Procédure contentieuse antérieure :

M. A... B... a demandé au tribunal administratif de Nancy d'annuler la décision née du silence conservé par le préfet de Meurthe-et-Moselle pendant quatre mois sur la demande d'admission exceptionnelle au séjour qu'il lui avait présentée par courrier reçu en préfecture le 20 octobre 2020.

Par un jugement n° 2102605 du 29 mars 2022, le tribunal administratif de Nancy a rejeté sa demande, dont les conclusions ont été regardées comme dirigées contre la décision explicite de refus de titre de séjour édictée par un arrêté du préfet de Meurthe-et-Moselle en date du 7 juin 2021.

Procédure devant la cour :

Par une requête enregistrée le 5 mai 2022, M. B..., représenté par Me Bonardel-Argenty, demande à la cour :

1°) d'annuler le jugement du tribunal administratif de Nancy du 29 mars 2022 ;

2°) d'annuler l'arrêté du préfet de Meurthe-et-Moselle du 7 juin 2021 portant refus de titre de séjour et prolongation, pour une durée de 6 mois, de l'interdiction de retour sur le territoire français dont il faisait déjà l'objet ;

3°) d'enjoindre au préfet de Meurthe-et-Moselle de lui délivrer un titre de séjour temporaire portant la mention " vie privée et familiale " dans un délai d'un mois à compter de la notification de l'arrêt à intervenir et de lui délivrer, dans cette attente, une autorisation provisoire de séjour ;

4°) de mettre à la charge de l'État la somme de 1 500 euros à verser à son conseil sur le fondement des articles L. 761-1 du code de justice administrative et 37 de la loi du 10 juillet 1991.

Il soutient que :

S'agissant de la régularité du jugement :

- le jugement attaqué est entaché d'erreur de fait s'agissant de la date de son entrée en France ;

- il est insuffisamment motivé, notamment en ce qui concerne la décision prolongeant l'interdiction de retour sur le territoire français ;

S'agissant du bien-fondé du jugement :

- la décision de refus de titre de séjour du 7 juin 2021 est insuffisamment motivée ;

- elle est entachée d'un défaut d'examen particulier de sa situation personnelle ;

- elle a méconnu les dispositions de l'article L. 423-23 du code de l'entrée et du séjour des étrangers et du droit d'asile ainsi que les stipulations de l'article 8 de la convention européenne de sauvegarde des droits de l'homme et des libertés fondamentales et est également entachée d'une erreur manifeste d'appréciation.

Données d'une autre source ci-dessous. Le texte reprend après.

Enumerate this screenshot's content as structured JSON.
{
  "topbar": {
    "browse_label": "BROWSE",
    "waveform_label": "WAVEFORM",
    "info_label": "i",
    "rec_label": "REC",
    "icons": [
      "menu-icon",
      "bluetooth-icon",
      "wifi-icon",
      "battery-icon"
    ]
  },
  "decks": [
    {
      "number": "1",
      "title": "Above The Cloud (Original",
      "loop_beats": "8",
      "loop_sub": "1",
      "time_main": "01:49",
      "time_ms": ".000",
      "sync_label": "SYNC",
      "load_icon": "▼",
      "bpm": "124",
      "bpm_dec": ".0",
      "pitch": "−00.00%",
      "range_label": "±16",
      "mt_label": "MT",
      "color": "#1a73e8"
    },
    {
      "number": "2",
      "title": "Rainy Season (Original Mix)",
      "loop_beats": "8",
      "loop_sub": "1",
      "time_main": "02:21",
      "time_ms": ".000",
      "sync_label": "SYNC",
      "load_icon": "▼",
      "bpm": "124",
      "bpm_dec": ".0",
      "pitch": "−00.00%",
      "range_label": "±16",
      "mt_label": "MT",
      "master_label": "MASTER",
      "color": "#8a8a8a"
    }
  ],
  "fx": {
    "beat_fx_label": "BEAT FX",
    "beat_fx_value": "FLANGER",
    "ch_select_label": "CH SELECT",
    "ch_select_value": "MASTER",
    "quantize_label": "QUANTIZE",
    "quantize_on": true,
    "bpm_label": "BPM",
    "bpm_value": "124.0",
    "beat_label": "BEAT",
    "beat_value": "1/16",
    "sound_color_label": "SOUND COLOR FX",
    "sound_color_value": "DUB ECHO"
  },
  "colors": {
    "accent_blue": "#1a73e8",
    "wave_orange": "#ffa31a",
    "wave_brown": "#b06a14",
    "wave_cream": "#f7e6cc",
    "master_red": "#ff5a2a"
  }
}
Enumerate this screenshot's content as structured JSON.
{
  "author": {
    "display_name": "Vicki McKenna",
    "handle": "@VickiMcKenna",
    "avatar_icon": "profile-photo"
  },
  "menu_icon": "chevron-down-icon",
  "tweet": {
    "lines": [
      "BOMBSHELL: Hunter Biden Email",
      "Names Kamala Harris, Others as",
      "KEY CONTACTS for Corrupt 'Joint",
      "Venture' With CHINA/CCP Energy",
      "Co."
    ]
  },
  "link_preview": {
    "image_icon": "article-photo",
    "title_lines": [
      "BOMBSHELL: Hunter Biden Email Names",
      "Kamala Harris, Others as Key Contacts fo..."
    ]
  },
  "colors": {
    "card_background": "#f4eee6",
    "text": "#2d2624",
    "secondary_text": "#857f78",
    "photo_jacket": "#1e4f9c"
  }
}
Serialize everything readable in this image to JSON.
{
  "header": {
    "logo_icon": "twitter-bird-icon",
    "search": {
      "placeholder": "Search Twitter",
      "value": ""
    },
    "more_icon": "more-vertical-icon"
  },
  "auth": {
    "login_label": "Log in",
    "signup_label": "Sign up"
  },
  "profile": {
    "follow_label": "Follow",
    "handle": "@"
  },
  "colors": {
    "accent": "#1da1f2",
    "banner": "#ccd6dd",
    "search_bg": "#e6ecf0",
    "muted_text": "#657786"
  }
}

Par un mémoire en défense, enregistré le 18 août 2022, le préfet de Meurthe-et-Moselle conclut au rejet de la requête.

Il soutient que les moyens soulevés par M. B... ne sont pas fondés.

M. B... été admis au bénéfice de l'aide juridictionnelle totale par décision du 22 août 2022.

Vu les autres pièces du dossier.

Vu :

- la convention européenne de sauvegarde des droits de l'homme et des libertés fondamentales ;

- le code de l'entrée et du séjour des étrangers et du droit d'asile ;

- le code des relations entre le public et l'administration ;

- la loi n°91-647 du 10 juillet 1991 ;

- le code de justice administrative.

Le président de la formation de jugement a dispensé le rapporteur public, sur sa proposition, de prononcer des conclusions à l'audience publique.

Les parties ont été régulièrement averties du jour de l'audience.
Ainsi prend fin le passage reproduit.